Friday, December 01, 2006

Failed states

This past week there was a ridiculous debate about whether Iraq was in a state of civil war or some lesser state of violence ("a territorial arglebargle of regional qualms" in the words of John Oliver on The Daily Show). This is all masking the fact that it is actually worse than a civil war. A civil war has clearly identified sides and some sort of termination condition (one side winning). What we've got here is a chaos of competing armed factions, with no clear picture of who is in charge, what they want, or how to manage them. John Robb fills in some of the details. It's easier to break a state than make one, and the most of the factions in Iraq have no interest in having the state succeed. Certainly none is strong enough to impose a victory.

But his following post is even more disturbing, revealing that we may end up with another failed state much closer to home: Mexico, where the failure of the ostensibly losing side to concede a close election is threatening the institutions of the stat. Like Iraq, Mexico has gone from stable, corrupt autocracy to a state of uncertainty. The monopoly on violence has been broken up and its time the entrepenurs to take over. As a former anarchist, I must say, strong stable government has never looked so good. I guess this is a shadow of the ridiculous "bring back Saddam" meme that was also floated last week.

Robb has an obsession with infrastructure attacks, and he claims Mexico's oil and energy infrastructure is unusually vulnerable.

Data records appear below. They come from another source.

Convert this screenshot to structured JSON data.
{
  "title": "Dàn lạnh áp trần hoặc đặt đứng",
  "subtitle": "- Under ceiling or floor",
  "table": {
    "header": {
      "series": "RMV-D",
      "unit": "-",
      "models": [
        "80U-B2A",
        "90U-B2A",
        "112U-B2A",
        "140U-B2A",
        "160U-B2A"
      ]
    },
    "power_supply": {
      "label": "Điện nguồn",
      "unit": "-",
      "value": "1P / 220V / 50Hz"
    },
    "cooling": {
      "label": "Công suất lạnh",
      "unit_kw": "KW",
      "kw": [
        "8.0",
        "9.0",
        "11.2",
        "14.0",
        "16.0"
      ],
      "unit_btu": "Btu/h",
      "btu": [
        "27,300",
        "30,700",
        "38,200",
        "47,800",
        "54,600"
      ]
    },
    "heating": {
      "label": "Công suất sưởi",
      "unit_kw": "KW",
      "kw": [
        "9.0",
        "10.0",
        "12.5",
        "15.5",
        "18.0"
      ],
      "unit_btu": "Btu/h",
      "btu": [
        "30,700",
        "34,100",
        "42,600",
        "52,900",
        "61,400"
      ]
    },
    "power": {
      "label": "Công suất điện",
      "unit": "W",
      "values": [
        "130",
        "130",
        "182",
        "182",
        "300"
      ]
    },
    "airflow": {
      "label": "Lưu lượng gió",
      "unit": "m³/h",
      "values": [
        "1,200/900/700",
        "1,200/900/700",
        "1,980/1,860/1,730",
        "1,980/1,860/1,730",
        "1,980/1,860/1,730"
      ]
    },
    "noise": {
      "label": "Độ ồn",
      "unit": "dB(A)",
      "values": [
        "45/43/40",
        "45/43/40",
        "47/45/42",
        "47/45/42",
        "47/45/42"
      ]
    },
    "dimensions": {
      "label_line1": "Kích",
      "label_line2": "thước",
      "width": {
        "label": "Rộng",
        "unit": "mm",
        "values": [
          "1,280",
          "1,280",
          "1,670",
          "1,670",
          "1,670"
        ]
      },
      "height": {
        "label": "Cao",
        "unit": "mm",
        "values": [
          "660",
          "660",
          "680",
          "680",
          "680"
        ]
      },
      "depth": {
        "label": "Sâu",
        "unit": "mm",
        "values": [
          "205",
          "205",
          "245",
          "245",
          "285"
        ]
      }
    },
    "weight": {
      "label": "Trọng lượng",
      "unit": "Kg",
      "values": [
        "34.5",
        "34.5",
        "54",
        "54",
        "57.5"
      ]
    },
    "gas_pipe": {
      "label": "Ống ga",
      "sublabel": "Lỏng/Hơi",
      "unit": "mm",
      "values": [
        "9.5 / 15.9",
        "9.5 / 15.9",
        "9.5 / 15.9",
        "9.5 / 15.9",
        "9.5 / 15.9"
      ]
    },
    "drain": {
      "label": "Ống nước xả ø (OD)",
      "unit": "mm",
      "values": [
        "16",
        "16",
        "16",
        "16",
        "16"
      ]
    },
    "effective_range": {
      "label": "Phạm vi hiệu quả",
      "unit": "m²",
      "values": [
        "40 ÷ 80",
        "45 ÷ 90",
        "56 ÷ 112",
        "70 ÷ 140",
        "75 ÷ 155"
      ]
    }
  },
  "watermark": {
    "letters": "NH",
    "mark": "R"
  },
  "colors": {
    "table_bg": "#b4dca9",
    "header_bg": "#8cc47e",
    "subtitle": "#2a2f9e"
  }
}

Mexico is our third-biggest supplier of foreign oil, supplying about 14% of the total. A flailing Mexico could disrupt this and make our current immigration problems look trivial

Infojihad!

At last, Islamic terrorism has its own equivalent of Dr. Dobbs Journal:

The first issue of what is indicated to be a periodic magazine, “Technical Mujahid” [Al-Mujahid al-Teqany], published by al-Fajr Information Center, was electronically distributed to password-protected jihadist forums today...Material such as this, regarding anonymity on the Internet, concealing of personal files locally on a computer, and utilizing all schemes of encryption, is to serve as electronic jihad, and a virtual means of supporting the Mujahideen.
...
Links to download referenced software, such as the VMware virtual machine, and key generators to unlock features are also given by the editors. Another writer discusses PGP (Pretty Good Privacy) software and determines that its encryption is not adequate for the needs of the Mujahideen.

...
For future issues, the editors urge members of the jihadist Internet community to submit articles in the field of technology for publishing. They write: “My kind, technical Mujahid brother, the magnitude of responsibility which is placed upon you is equal to what you know in the regard of information. Do not underestimate anything that you know; perhaps a small article that you write and publish can benefit one Mujahid in the Cause of Allah or can protect a brother of yours in Allah. This way you will gain the great reward with the permission of Allah”.